Analytics, it all sounds rather easy, but where do you start? Everyone should always be testing. But you need to start with the idea of a scent, and grow from there. Let’s take a look. Summit online marketing our Liverpool based SEO company, has always tried to provide tips for our readers. Read this post for some basic Analytics help.
Tip Focus on the high traffic areas with big revenue potentials: landing pages, site overall, internal site search pages, and leaky funnels.
How do you know if the page is actually broken, or the keywords?
Lets start with a metaphor: Imagine a map of Liverpool. Now you’ve just been hired you to minimise traffic accidents in the city. What will you do first? Look for: where is most of the traffic? Where are the most accidents occurring? Do we have wrong or no street signs? Seasonality issues like rain or snow? Timing: any events going on at the Echo arena?
It also helps to know your website. Maybe you want to watch a friend click about, and navigate through your site.
I know from experience that when you start going into the reports, the data is overwhelming.
Have a look at a standard Google Analytics report. Look across the top at the traffic over time for a selected date range. Do you know what bounce rate is? It’s when people leave right after coming to your website. Below that, we tell you geographically where people come from, and then virtually where people come from. On the left side navigation, we start with the visitors, the content, the goals, then the e-commerce.
Understanding that mental model and applying it can really help.
The most relevant part of the reports is in the content section. Any one of those sections will have great data for you to look at. Number of entrances and landing pages, bounces and bounce rate.
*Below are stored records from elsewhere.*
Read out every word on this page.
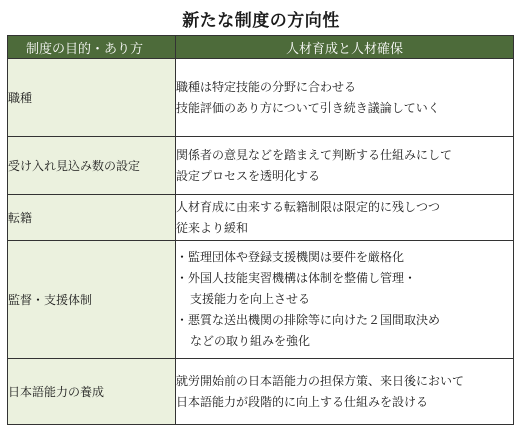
新たな制度の方向性
制度の目的・あり方	人材育成と人材確保
職種	職種は特定技能の分野に合わせる
技能評価のあり方について引き続き議論していく

受け入れ見込み数の設定	関係者の意見などを踏まえて判断する仕組みにして
設定プロセスを透明化する

転籍	人材育成に由来する転籍制限は限定的に残しつつ
従来より緩和

監督・支援体制	・監理団体や登録支援機関は要件を厳格化
・外国人技能実習機構は体制を整備し管理・
支援能力を向上させる
・悪質な送出機関の排除等に向けた２国間取決め
などの取り組みを強化

日本語能力の養成	就労開始前の日本語能力の担保方策、来日後において
日本語能力が段階的に向上する仕組みを設ける
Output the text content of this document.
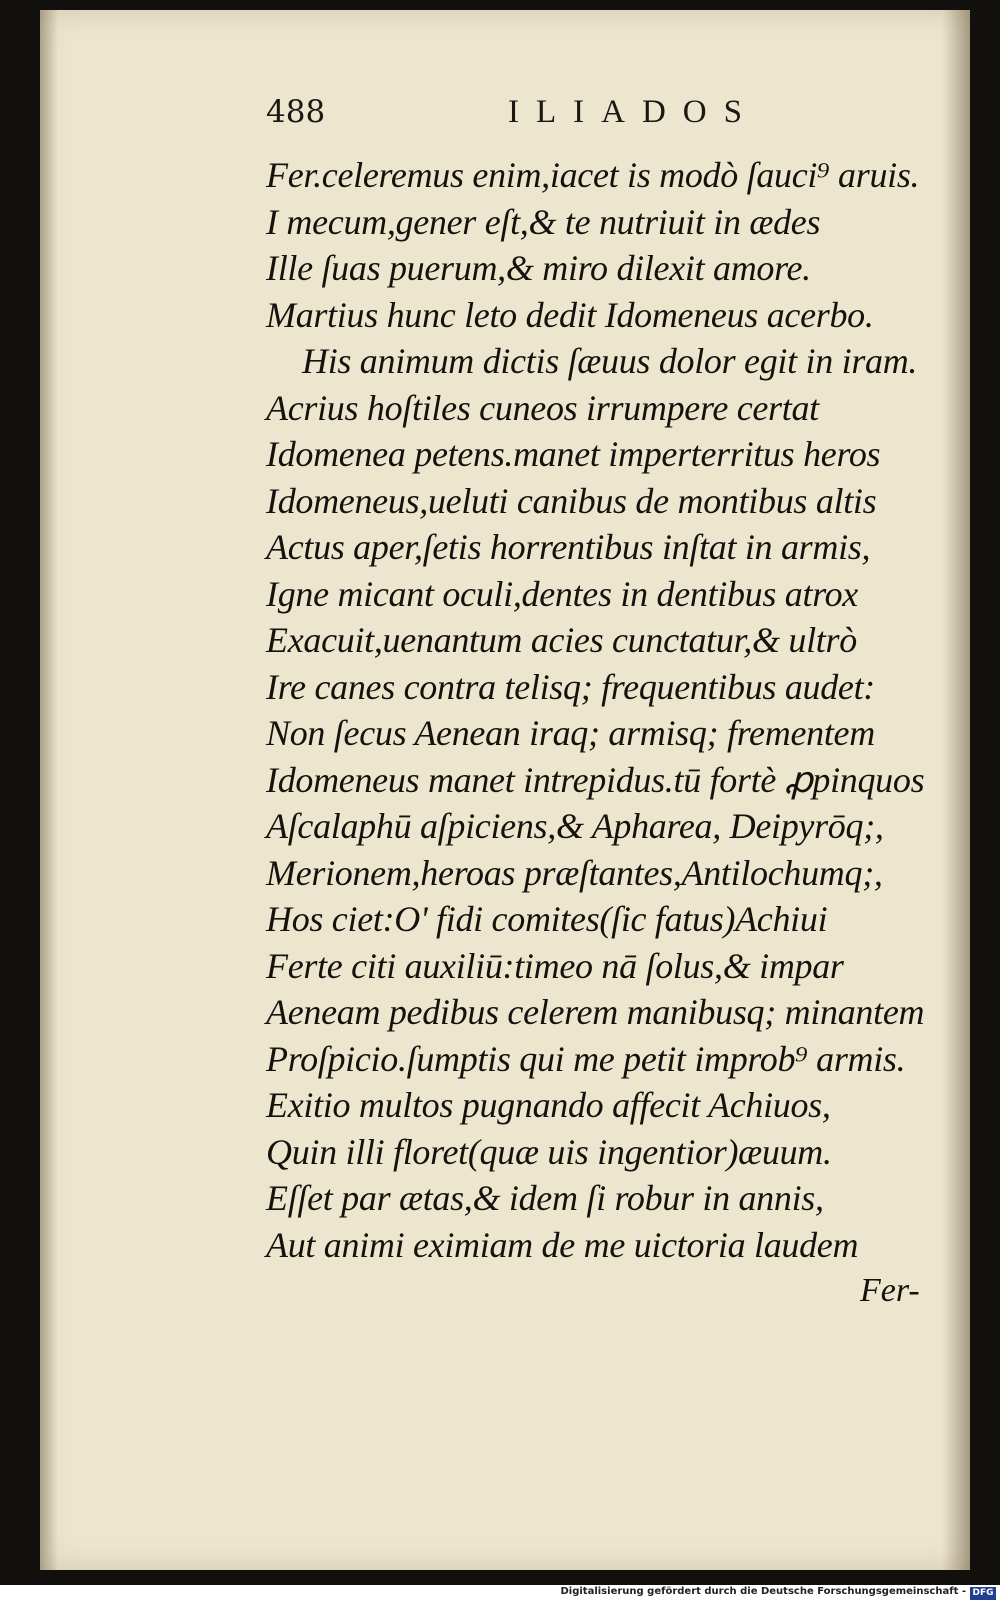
488	ILIADOS
Fer.celeremus enim,iacet is modò ſauci⁹ aruis.
I mecum,gener eſt,& te nutriuit in ædes
Ille ſuas puerum,& miro dilexit amore.
Martius hunc leto dedit Idomeneus acerbo.
His animum dictis ſæuus dolor egit in iram.
Acrius hoſtiles cuneos irrumpere certat
Idomenea petens.manet imperterritus heros
Idomeneus,ueluti canibus de montibus altis
Actus aper,ſetis horrentibus inſtat in armis,
Igne micant oculi,dentes in dentibus atrox
Exacuit,uenantum acies cunctatur,& ultrò
Ire canes contra telisq; frequentibus audet:
Non ſecus Aenean iraq; armisq; frementem
Idomeneus manet intrepidus.tū fortè ꝓpinquos
Aſcalaphū aſpiciens,& Apharea, Deipyrōq;,
Merionem,heroas præſtantes,Antilochumq;,
Hos ciet:O' fidi comites(ſic fatus)Achiui
Ferte citi auxiliū:timeo nā ſolus,& impar
Aeneam pedibus celerem manibusq; minantem
Proſpicio.ſumptis qui me petit improb⁹ armis.
Exitio multos pugnando affecit Achiuos,
Quin illi floret(quæ uis ingentior)æuum.
Eſſet par ætas,& idem ſi robur in annis,
Aut animi eximiam de me uictoria laudem
Fer-
Digitalisierung gefördert durch die Deutsche Forschungsgemeinschaft - DFG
Bounce rates are a big opportunity.
Next is funnel reports, one of my favorites, do you know about this? People can enter through the center or side of funnels and you want to look at where people are leaving the funnels, the leaky pages. It’s valuable to know something about your site. Where people are exiting is a great place to start.
Then I have a look at site overlays, where people are clicking, converting, buying. It’s very useful. Just looking at this you can come up with some great ideas. Maybe switch placements of products or services on the page. It will give you some ideas.
Internal site search: basically, if you have a search box on your website, are people using search within your website? We have a whole section of reports on site search. Where did visitors start their searches and which page did visitors find?
Back to the question: how do you know if it’s the ad or the page?
We have Analytics pages on landing page optimisations: shows keywords and entrances. You select “non-paid” keywords, and take a look at the bounce rates. Take a look to see if the page is the problem. Select “paid” keywords, and it tells you 0% bounce rate! So that means it’s not the ad copy that needs rewriting, it’s the page that needs attention.
One practical tip: I’ve worked for small and big companies; sometimes in a small company you can go to the main point of the website. But in a big company you sometimes need some consensus building: I believe in something but I really needed my client to believe in it. So start small, focus on improving one area of the site.